Оставшись один, Кристо, как саранча зерно, начал жадно пожирать все, что только было в доме печатного. Опьянев от чтения, он надевал резиновые сапоги, плащ и шел в соседний поселок к книготорговцу-библиотекарю, и тот, томясь от неизбывной скуки, охотно давал мальчику дельные советы. Когда через месяц вернулся дядя, загорелый и веселый, он обнаружил Кристо хоть и размокшего от дождей, зато успевшего проглотить невообразимое количество самых различных книг.

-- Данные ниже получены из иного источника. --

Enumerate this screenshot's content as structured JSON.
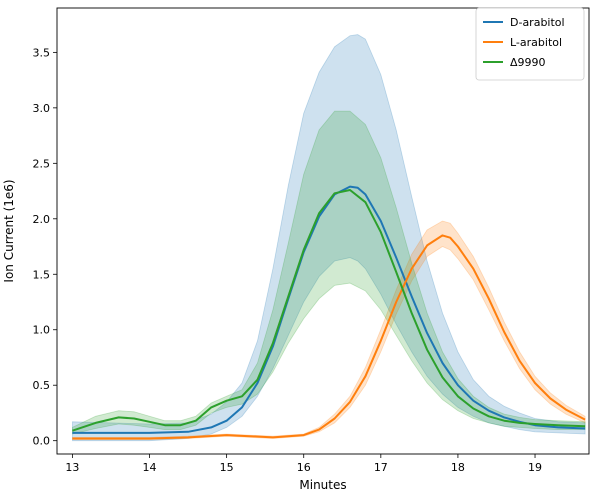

Кристо был по-прежнему худенький, бледненький, но сильно вырос и выражение его лица изменилось. Изменился и его лексикон, в чем повинны были книги, прочитанные в огромном количестве. Когда Кристо был рядом, Натали снова начинала отличать один день от другого, но видела она Кристо теперь редко. Он перешел в шестой класс и свободное время охотнее проводил с Марселем или Луиджи, чем с Натали, хотя по-прежнему питал к ней самую горячую привязанность. Но общие интересы связывали его с Марселем и Луиджи. Являясь к Петраччи, он первым делом спускался в подвал, где Луиджи трудился над электрическим протезом для Андре, над «рукой Андре», как они говорили. Дело подвигалось плохо, Андре по сей день носил, а вернее, не носил, временный протез, а опыты с электрорукой приносили только одни разочарования: похоже было, что Андре вообще никогда не привыкнет к протезу, каким бы прекрасным он ни был. Луиджи всячески совершенствовал свой протез: он поместил батарейку и моторчик в предплечье, чтобы можно было от мускулов и сигналов культи заставить их действовать.

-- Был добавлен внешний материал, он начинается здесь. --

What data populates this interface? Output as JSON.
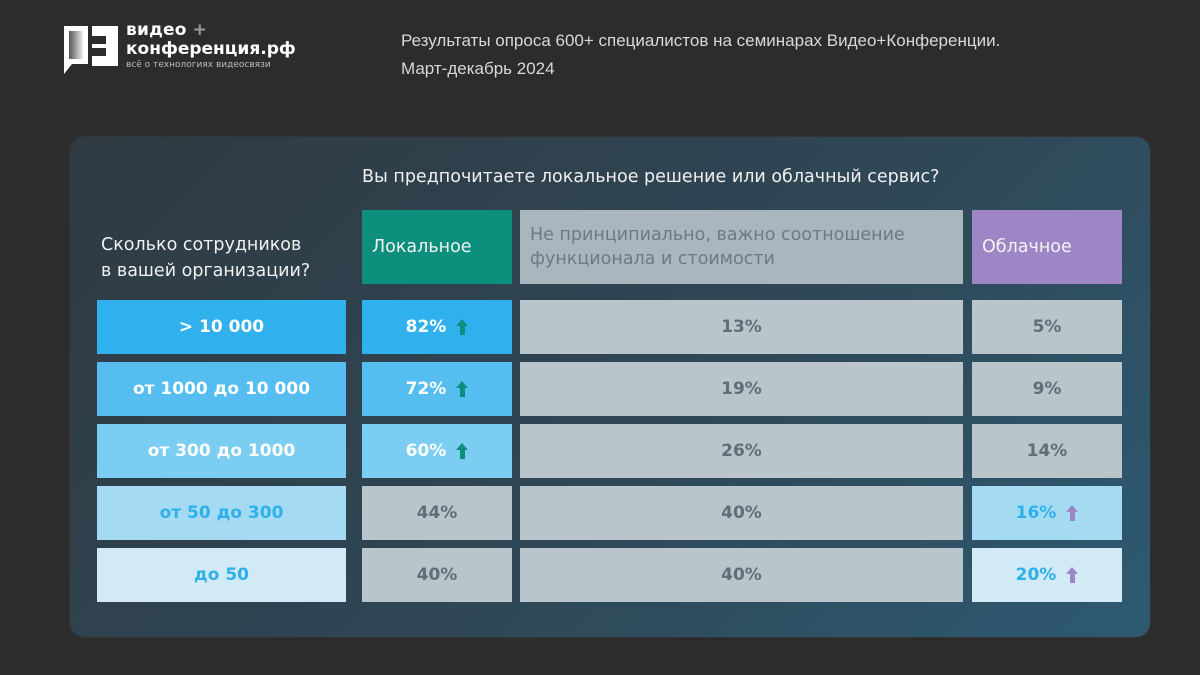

С того времени, когда Кристо жил у Петраччи, Луиджи расширил свое хозяйство, обзавелся новыми механизмами, у него теперь был генератор импульсов, небольшие примитивные электронные установки, старенький осциллограф… С Луиджи часто работал инженер-электронщик: самому Луиджи не хватало знаний, чтобы делать сложные расчеты, снимать показания осциллографа; хотя он работал над электрическим протезом, все его помыслы были заняты кибернетической рукой.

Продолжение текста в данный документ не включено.